To gain further insight into the personal politics and corruption typical among vampires, check out these movies: Dangerous Liaisons, Blade Runner, Mulholland Drive, The Manchurian Candidate, The Sixth Sense, Croupier, Casablanca, and Amadeus.
Listening to vampire-style music
It gets touchy here: So many bands that are popular at any given moment vanish without a trace shortly after their popularity peaks. As such, we’ll just touch on a few musical genres and discuss their applicability, listing a few key performers and composers.
- Classical: Any elder who has spent over a century among the undead probably has a greater knowledge of classical musical than popular music. With its intricate arrangements of instruments and careful composition, classical music is the archetypal sound of both refinement and conspiracy spanning centuries. As you might expect, requiems are excellent examples of these types of music. Recommended composers include Beethoven, Bach, Dvorak, and Mozart.

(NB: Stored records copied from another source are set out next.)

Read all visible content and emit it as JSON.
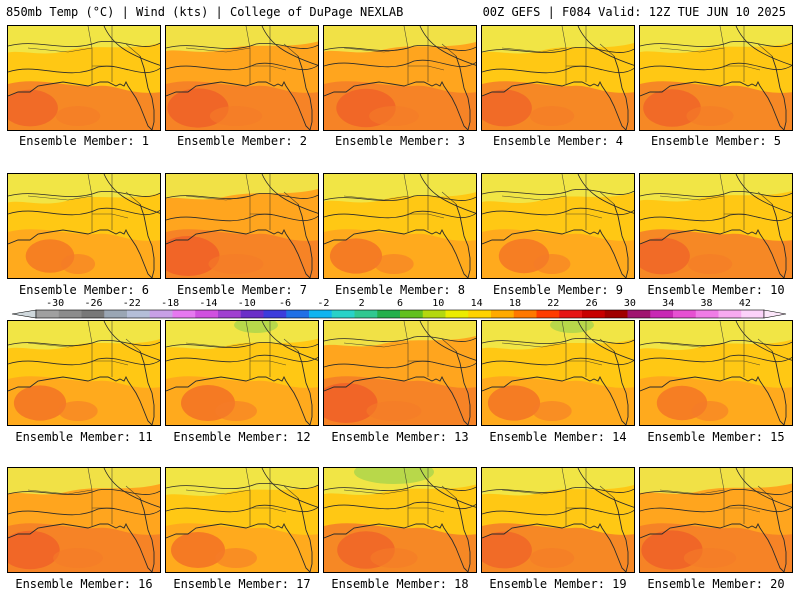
{
  "header": {
    "left": "850mb Temp (°C) | Wind (kts) | College of DuPage NEXLAB",
    "right": "00Z GEFS | F084 Valid: 12Z TUE JUN 10 2025"
  },
  "member_label_prefix": "Ensemble Member:",
  "members": [
    {
      "label": "Ensemble Member: 1",
      "warmth": 0.55
    },
    {
      "label": "Ensemble Member: 2",
      "warmth": 0.7
    },
    {
      "label": "Ensemble Member: 3",
      "warmth": 0.65
    },
    {
      "label": "Ensemble Member: 4",
      "warmth": 0.55
    },
    {
      "label": "Ensemble Member: 5",
      "warmth": 0.6
    },
    {
      "label": "Ensemble Member: 6",
      "warmth": 0.35
    },
    {
      "label": "Ensemble Member: 7",
      "warmth": 0.75
    },
    {
      "label": "Ensemble Member: 8",
      "warmth": 0.45
    },
    {
      "label": "Ensemble Member: 9",
      "warmth": 0.4
    },
    {
      "label": "Ensemble Member: 10",
      "warmth": 0.55
    },
    {
      "label": "Ensemble Member: 11",
      "warmth": 0.45
    },
    {
      "label": "Ensemble Member: 12",
      "warmth": 0.5
    },
    {
      "label": "Ensemble Member: 13",
      "warmth": 0.75
    },
    {
      "label": "Ensemble Member: 14",
      "warmth": 0.45
    },
    {
      "label": "Ensemble Member: 15",
      "warmth": 0.4
    },
    {
      "label": "Ensemble Member: 16",
      "warmth": 0.65
    },
    {
      "label": "Ensemble Member: 17",
      "warmth": 0.5
    },
    {
      "label": "Ensemble Member: 18",
      "warmth": 0.6
    },
    {
      "label": "Ensemble Member: 19",
      "warmth": 0.55
    },
    {
      "label": "Ensemble Member: 20",
      "warmth": 0.7
    }
  ],
  "colorbar": {
    "tick_labels": [
      "-30",
      "-26",
      "-22",
      "-18",
      "-14",
      "-10",
      "-6",
      "-2",
      "2",
      "6",
      "10",
      "14",
      "18",
      "22",
      "26",
      "30",
      "34",
      "38",
      "42"
    ],
    "colors": [
      "#a0a0a0",
      "#8c8c8c",
      "#787878",
      "#9aa6b4",
      "#b4bed8",
      "#c8a0e6",
      "#e678f0",
      "#d050e0",
      "#a040d0",
      "#6a2ec8",
      "#3c3cdc",
      "#2070e6",
      "#10b4f0",
      "#28d2c8",
      "#30c890",
      "#24b04c",
      "#62c020",
      "#b4d810",
      "#ecec00",
      "#ffd200",
      "#ffaa00",
      "#ff7800",
      "#ff3c00",
      "#e61414",
      "#c80000",
      "#a00000",
      "#a01470",
      "#c828b4",
      "#e650d2",
      "#f07ce6",
      "#f8aaf0",
      "#fcd2fa"
    ]
  },
  "map_colors": {
    "cool": "#f0e84a",
    "mild": "#ffc814",
    "warm": "#ffa51e",
    "hot": "#f57c28",
    "hottest": "#ee5a28",
    "green": "#b8d84a",
    "line": "#2b2b2b"
  }
}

- Punk: Punk’s original sound rose out of a desire to rebel against the status quo and be seen and heard doing it. While punk hasn’t aged particularly gracefully, it has at least retained its hokey pop sensibilities, losing only the irony of such accessibility. Punk bands not to miss include the Sex Pistols, the Damned, the Misfits, and Black Flag.
- Goth: It doesn’t get any more vampiric. Lyrics about bats, blood, and vampires flirt with religious, pagan, or even blasphemous overtones, all put up against a bombastic wall of sound that’s heavy on percussion and discordant guitars. Key goth bands (even though many of them deny it) include the Sisters of Mercy, This Mortal Coil, Faith and the Muse, Switchblade Symphony, and Bauhaus.
- Hey, who are we to tell you what music to listen to? No doubt you have your own musical tastes and your own ideas for using a certain song to highlight your Vampire experiences. You don’t even need to confine yourself to “vampire music.” For you, a certain Johnny Cash or Public Enemy song might suit a certain story or chronicle far better than Concrete Blonde’s “Bloodletting” ever could.